Two fine entries for the “Run That Past Me Again” awards.
“Who is the idiot who did that?” Justice Dean Mildren demanded to know in the Supreme Court of the Northern Territory.
Before him was serial burglar Tryston Ellis, 18, who had pleaded guilty to 46 charges of unlawful entry, stealing and aggravated burglary.
What had completely got up His Honour’s nostrils was the fact that some “idiot” had given Ellis bail on seven previous occasions, only to have the self-confessed “low life” return to his criminal ways.
Mildren J was “absolutely staggered” by this grant of bail. “No wonder the people of Darwin are tired of their houses being broken into. The victims must be saying, ‘the system has failed me’.”
“He is back before this court with 40-odd offences and everyone’s been dancing around saying he has to go to the drug court. What absolute rubbish. This court should have been dealing with him, not the drug court.”
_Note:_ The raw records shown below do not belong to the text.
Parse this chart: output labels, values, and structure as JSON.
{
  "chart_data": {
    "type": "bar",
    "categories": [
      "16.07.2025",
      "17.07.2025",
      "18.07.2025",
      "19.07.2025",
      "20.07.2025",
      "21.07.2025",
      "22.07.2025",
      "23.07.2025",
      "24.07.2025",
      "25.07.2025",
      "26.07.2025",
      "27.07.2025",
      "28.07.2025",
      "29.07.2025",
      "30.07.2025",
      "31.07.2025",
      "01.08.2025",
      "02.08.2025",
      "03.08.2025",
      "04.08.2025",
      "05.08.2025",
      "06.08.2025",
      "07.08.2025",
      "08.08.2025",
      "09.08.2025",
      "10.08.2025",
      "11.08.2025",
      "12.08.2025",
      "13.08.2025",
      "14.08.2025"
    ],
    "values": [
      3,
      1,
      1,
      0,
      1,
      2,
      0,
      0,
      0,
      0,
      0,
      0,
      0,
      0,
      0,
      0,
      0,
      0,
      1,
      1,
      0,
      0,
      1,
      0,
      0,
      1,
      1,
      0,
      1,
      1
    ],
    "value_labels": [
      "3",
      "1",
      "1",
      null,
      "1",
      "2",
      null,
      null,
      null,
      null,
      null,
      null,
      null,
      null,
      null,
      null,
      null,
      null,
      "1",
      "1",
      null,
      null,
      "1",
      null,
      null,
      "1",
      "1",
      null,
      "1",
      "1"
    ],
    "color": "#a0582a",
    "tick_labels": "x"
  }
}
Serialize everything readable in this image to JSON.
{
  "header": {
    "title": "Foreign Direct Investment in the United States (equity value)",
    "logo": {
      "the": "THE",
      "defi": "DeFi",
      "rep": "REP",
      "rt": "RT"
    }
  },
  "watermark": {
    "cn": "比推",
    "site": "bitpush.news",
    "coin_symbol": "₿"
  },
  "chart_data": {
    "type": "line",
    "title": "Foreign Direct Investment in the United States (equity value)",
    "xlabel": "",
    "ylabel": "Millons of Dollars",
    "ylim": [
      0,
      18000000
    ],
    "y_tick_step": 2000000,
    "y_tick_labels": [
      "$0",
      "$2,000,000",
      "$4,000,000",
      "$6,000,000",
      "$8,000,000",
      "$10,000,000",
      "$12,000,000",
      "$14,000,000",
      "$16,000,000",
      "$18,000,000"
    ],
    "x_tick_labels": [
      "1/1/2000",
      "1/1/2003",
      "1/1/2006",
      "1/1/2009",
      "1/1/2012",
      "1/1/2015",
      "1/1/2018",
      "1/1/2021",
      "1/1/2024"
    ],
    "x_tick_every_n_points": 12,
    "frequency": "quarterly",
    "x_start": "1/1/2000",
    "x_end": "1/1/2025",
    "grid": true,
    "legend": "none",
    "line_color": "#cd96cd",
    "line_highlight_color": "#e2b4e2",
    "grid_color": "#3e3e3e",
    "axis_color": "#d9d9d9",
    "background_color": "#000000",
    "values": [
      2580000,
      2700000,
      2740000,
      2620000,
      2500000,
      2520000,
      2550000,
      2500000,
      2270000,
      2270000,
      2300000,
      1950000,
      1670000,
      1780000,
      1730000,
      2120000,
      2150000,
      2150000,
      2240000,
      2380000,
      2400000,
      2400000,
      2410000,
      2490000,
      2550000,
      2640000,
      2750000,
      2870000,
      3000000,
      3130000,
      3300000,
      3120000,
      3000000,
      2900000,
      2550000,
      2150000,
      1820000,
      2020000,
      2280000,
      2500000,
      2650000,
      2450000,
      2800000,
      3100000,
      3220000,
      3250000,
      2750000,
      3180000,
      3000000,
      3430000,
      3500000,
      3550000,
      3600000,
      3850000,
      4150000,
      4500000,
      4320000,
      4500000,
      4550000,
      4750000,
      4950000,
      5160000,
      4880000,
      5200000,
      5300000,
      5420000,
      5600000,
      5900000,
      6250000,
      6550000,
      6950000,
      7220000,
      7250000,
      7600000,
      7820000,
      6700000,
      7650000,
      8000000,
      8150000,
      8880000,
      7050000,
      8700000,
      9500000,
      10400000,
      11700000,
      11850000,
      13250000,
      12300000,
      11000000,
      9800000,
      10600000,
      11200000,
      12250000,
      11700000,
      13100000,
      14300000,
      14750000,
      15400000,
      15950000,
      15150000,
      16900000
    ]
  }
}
You couldn’t get it much clearer than that.
Next day things were a bit sombre at the Supreme Court as it dawned that Mildren J himself had contributed his fair share towards the failure of the system.
His Honour conceded that he was the “idiot” who granted bail for Ellis on the most recent occasion. He had just forgotten and that if he’d known the extent of the re-offending it would never have happened.
His apologies to the public and to the victims could not have been more heartfelt as he sent the wretch down for 12 years.